ROSEMAN: I don't think it's man-made. I could give you, and will give you, just a couple of examples of -- by way of questions -- that will make people question why they think it's man-made. For some reason we as humans have a tendency to want to believe things that are popular in the media rather than just, say, listen to all of the scientists. Number one, it is not settled science -- I will tell you that; absolutely not settled science. I could put 500 climate people into a room and probably 250 of them are going to agree and 250 will disagree with it. I've got a couple real simple questions to ask. As we all know, at one point -- or at several points over the last several thousand years --
CRAIG SILVERMAN [co-host]: Hey, Sunny, this is not TV, so you don't need to be simple.
ROSEMAN: [laughing] Yeah, but I'm a simple kind of guy, though, you know? That's the problem. Seriously though, Colorado was covered by thousands of feet of ice at some point. How did that melt unless there were some little guys driving around in cars that we didn't know about?
SILVERMAN: I think it was a lot of pee -- a lot of little boys peeing outside.
ROSEMAN: Maybe, and only using one thing of, of toilet paper. Maybe that was it.
SILVERMAN: That, that's -- that's clearly how it happened.
ROSEMAN: Oh, it had to have been; that's the only thing it could have been. But how about the other question: Greenland was named Greenland because guess what, it was green at one time.
CAPLIS: Right, right.
ROSEMAN: Before it became so ice encrusted.
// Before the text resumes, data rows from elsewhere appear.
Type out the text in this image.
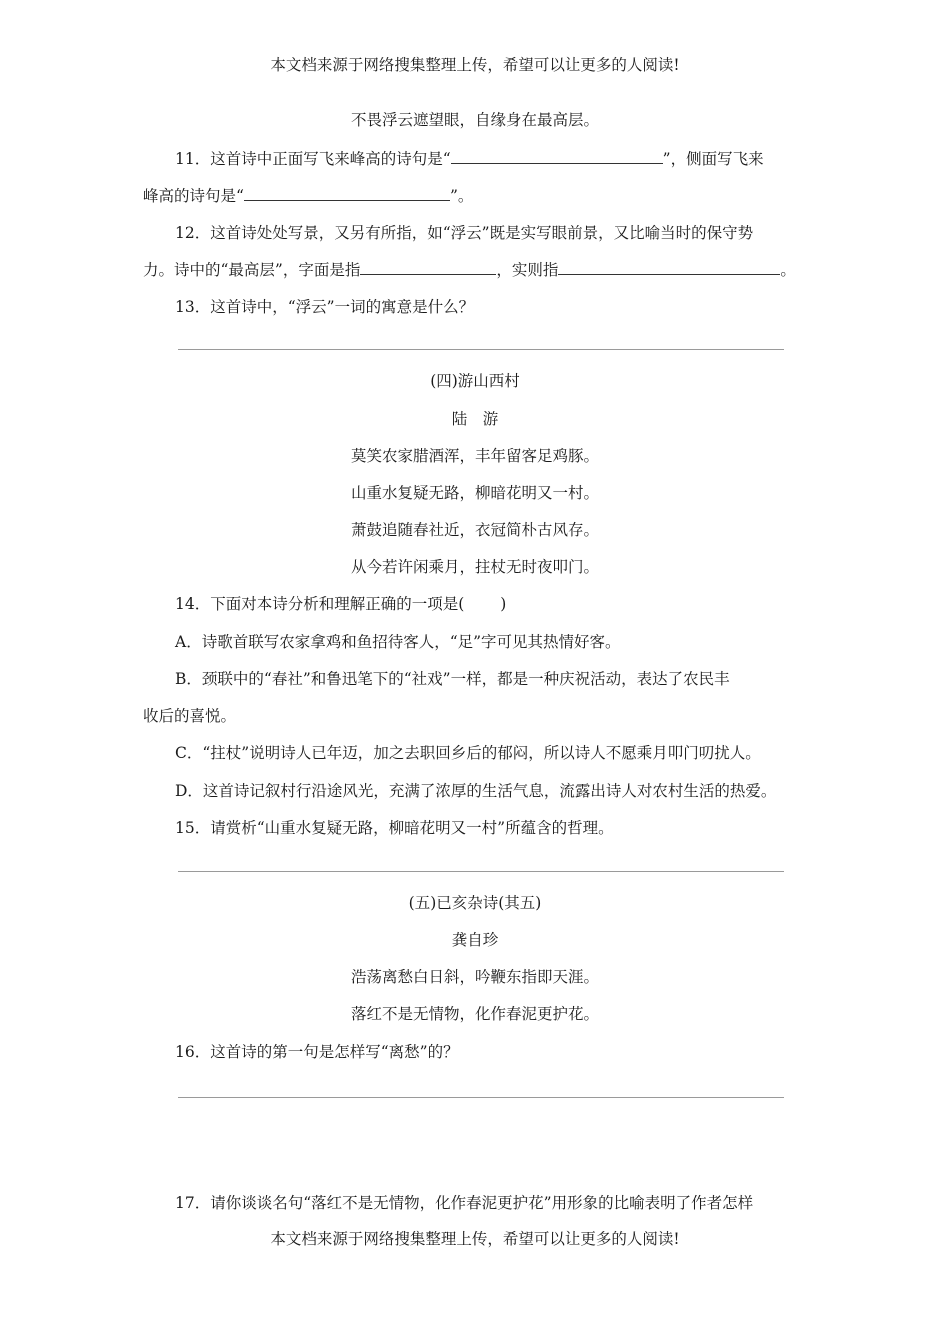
本文档来源于网络搜集整理上传，希望可以让更多的人阅读!
不畏浮云遮望眼，自缘身在最高层。
11．这首诗中正面写飞来峰高的诗句是“	”，侧面写飞来
峰高的诗句是“	”。
12．这首诗处处写景，又另有所指，如“浮云”既是实写眼前景，又比喻当时的保守势
力。诗中的“最高层”，字面是指	，实则指	。
13．这首诗中，“浮云”一词的寓意是什么？
(四)游山西村
陆　游
莫笑农家腊酒浑，丰年留客足鸡豚。
山重水复疑无路，柳暗花明又一村。
萧鼓追随春社近，衣冠简朴古风存。
从今若许闲乘月，拄杖无时夜叩门。
14．下面对本诗分析和理解正确的一项是( )
A．诗歌首联写农家拿鸡和鱼招待客人，“足”字可见其热情好客。
B．颈联中的“春社”和鲁迅笔下的“社戏”一样，都是一种庆祝活动，表达了农民丰
收后的喜悦。
C．“拄杖”说明诗人已年迈，加之去职回乡后的郁闷，所以诗人不愿乘月叩门叨扰人。
D．这首诗记叙村行沿途风光，充满了浓厚的生活气息，流露出诗人对农村生活的热爱。
15．请赏析“山重水复疑无路，柳暗花明又一村”所蕴含的哲理。
(五)已亥杂诗(其五)
龚自珍
浩荡离愁白日斜，吟鞭东指即天涯。
落红不是无情物，化作春泥更护花。
16．这首诗的第一句是怎样写“离愁”的？
17．请你谈谈名句“落红不是无情物，化作春泥更护花”用形象的比喻表明了作者怎样
本文档来源于网络搜集整理上传，希望可以让更多的人阅读!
And now it's going back to that. The reality is, if you look back on the cycle, it is exactly that. We have --
SILVERMAN: But what about the ozone layer? You know, I don't know anything about science, but the, the people who are smart about this say that greenhouse gases are affecting the ozone layer. It, it does seem to make sense to me -- and I'm not a scientist, I didn't go to a correspondence school in climatology or anything like that. But as Bill O'Reilly -- who is just like me, not a scientist -- said, there's a lot of guck in the air. And isn't it natural to think that's not good for us?
ROSEMAN: OK, now I will agree with you a hundred percent -- we should not be using fuel to power our economy; we should be finding other things. But is that the sole cause of why it's warming now? I don't believe so. As far as ozone, by the way --
SILVERMAN: It's that and the toilet paper.
ROSEMAN: Well that and the toilet paper. We could, we could all go back to rocks. What do you think?
SILVERMAN: That doesn't sound too comfortable.
CAPLIS: I don't think so, Sunny.
ROSEMAN: Leaves and stuff like that. But, but seriously, 500 years ago, the Earth was about 5 degrees warmer than it is now -- especially in North America and Northern Europe. Guess what? Some of the best climate, the best crop-growing weather and everything else, and the seas weren't 3 feet higher than they are today.
ROSEMAN: So why all of a sudden because some computer model says it --
ROSEMAN: -- we believe that, well because it's going to warm 1 degree, it -- when, when we have proof that when it was 5 degrees warmer, none of this bad stuff happened.
CAPLIS: Sunny, I think --
ROSEMAN: Why do we have that belief? I don't, I don't get that.
CAPLIS: I, I think those are all great points. And that's why I think at this point, folks need to have a chance to really think about this, to hear the competing scientists, apply their own common sense. You know, weigh in the cost in, in terms of real life: jobs, which means people lose houses, which means kids can't go to their schools. You know, the, the real-world costs of doing what people like Al Gore suggest we need to be doing and then, you know, let's come to some kind of conclusion. But I'm with you, Sunny; I don't think the debate's over. But thank you for your time today.
ROSEMAN: Sure -- thanks, guys. Appreciate you letting me yap a little.